By Mark Zalewski
Dave Chauner, CEO of Threshold Sports and organizer of the Pro Cycling Tour, announced today that this year's San Francisco Grand Prix will not include a women's event, due in part to T-Mobile not renewing as a sponsor and the prohibitive costs to running two races on the city streets of downtown San Francisco.
"T-Mobile elected not to renew its title sponsorship for strategic reasons," said Chauner. "Part of T-Mobiles commitment was the requirement to add a women's race in 2003, the first year of their title sponsorship. It was important for [T-Mobile] to host a women's race... without their support and the costs and time required with additional TV time made it cost prohibitive this year. The time requirements for using the city roads preclude us from running two races. We are going back to the original format the city approved the first couple of years."
Bob Stapleton, team manager for T-Mobile's women's team, told Cyclingnews that he is very upset about the decision to cut the women's race from the event. "It's a real loss to women's cycling and to the entire event as a whole. It's the best women's event anywhere."
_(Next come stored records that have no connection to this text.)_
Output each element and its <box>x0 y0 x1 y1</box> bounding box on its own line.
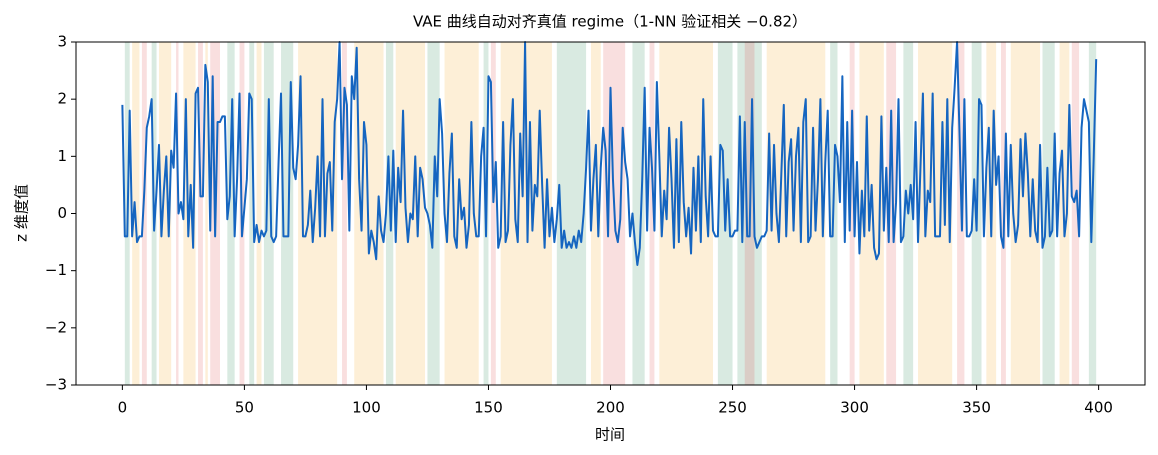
regime-span <box>141 42 147 385</box>
regime-span <box>886 42 897 385</box>
regime-span <box>490 42 496 385</box>
regime-span <box>849 42 855 385</box>
regime-span <box>556 42 587 385</box>
x-tick-label: 0 <box>118 399 128 417</box>
x-tick-label: 400 <box>1084 399 1113 417</box>
regime-span <box>249 42 255 385</box>
x-tick-label: 200 <box>596 399 625 417</box>
regime-span <box>205 42 208 385</box>
x-tick-label: 250 <box>718 399 747 417</box>
y-axis-label: z 维度值 <box>13 184 31 242</box>
y-tick-label: −2 <box>45 318 67 336</box>
data-line <box>121 41 1098 266</box>
regime-span <box>158 42 172 385</box>
chart-title: VAE 曲线自动对齐真值 regime（1-NN 验证相关 −0.82） <box>413 13 807 31</box>
x-tick-label: 100 <box>352 399 381 417</box>
y-tick-label: −3 <box>45 376 67 394</box>
y-tick-label: −1 <box>45 261 67 279</box>
y-tick-label: 3 <box>57 33 67 51</box>
regime-span <box>263 42 274 385</box>
x-axis-label: 时间 <box>595 426 625 444</box>
y-tick-label: 1 <box>57 147 67 165</box>
regime-span <box>590 42 601 385</box>
x-tick-label: 300 <box>840 399 869 417</box>
regime-span <box>1010 42 1041 385</box>
regime-span <box>256 42 262 385</box>
regime-span <box>298 42 338 385</box>
y-tick-label: 2 <box>57 90 67 108</box>
regime-span <box>632 42 645 385</box>
x-tick-label: 350 <box>962 399 991 417</box>
plot-area <box>121 41 1098 266</box>
y-tick-label: 0 <box>57 204 67 222</box>
regime-span <box>1071 42 1080 385</box>
regime-span <box>198 42 203 385</box>
regime-span <box>227 42 235 385</box>
x-tick-label: 50 <box>235 399 254 417</box>
regime-span <box>342 42 347 385</box>
regime-span <box>176 42 179 385</box>
regime-span <box>649 42 655 385</box>
x-tick-label: 150 <box>474 399 503 417</box>
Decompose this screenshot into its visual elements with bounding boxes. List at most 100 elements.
Stapleton said that T-Mobile had a two-year deal with the race organizers and that the company decided to spend it's marketing money in other areas this year. "T-Mobile had a two-year deal to sponsor the race. They thought they could put the money to use elsewhere. T-Mobile is one of, if not the, largest sponsor of cycling in the world - they are not the issue."
Race organizers and the City of San Francisco have been back and forth over the issue of money surrounding the race for some time now. Much of the problems originate with former mayor Willie Brown forgiving a loan to the race from the city to pay for security. The same problems plagued the race in recent years culminating with the organizers threatening to move the race to another west coast venue. Proponents cite the substantial increase in revenues the race generates while opponents point out the huge bills that run-up each year.
This prompted the new mayor, Gavin Newsome, to create a special waiver that would reduce the city fees for the race by one dollar for every two dollars the race generated in revenue. In short, this meant the cost of running the race would drop from more than $300,000 to less than $90,000, with the agreement continuing through 2007. The waiver was narrowly passed on April 5, 3005 by a 6-5 vote of the city's board of supervisors.
This brought mixed reactions from a variety of people, including city board supervisor Chris Daly, who cited the fiscal crisis the city budget is facing as a major reason to tighten city purse strings. The San Francisco Chronicle has reported that some in San Francisco, including Daly, are also suspect of the relationship that local businessman Thomas Weisel has with the race organizers and other stakeholders. Chauner stated to The Chronicle that he "has never asked Tom Weisel for a penny for this bike race."
As it currently stands, the San Francisco Grand Prix's men's race seems to still have a green light with new sponsorship arrangements reportedly in the final stages. "We are going to make an announcement July 15," said Chauner. "We are in negotiations with a couple of really good sponsors right now."
But for the women, they will have to watch from the sidelines this year as another prominent event is erased from the calendar.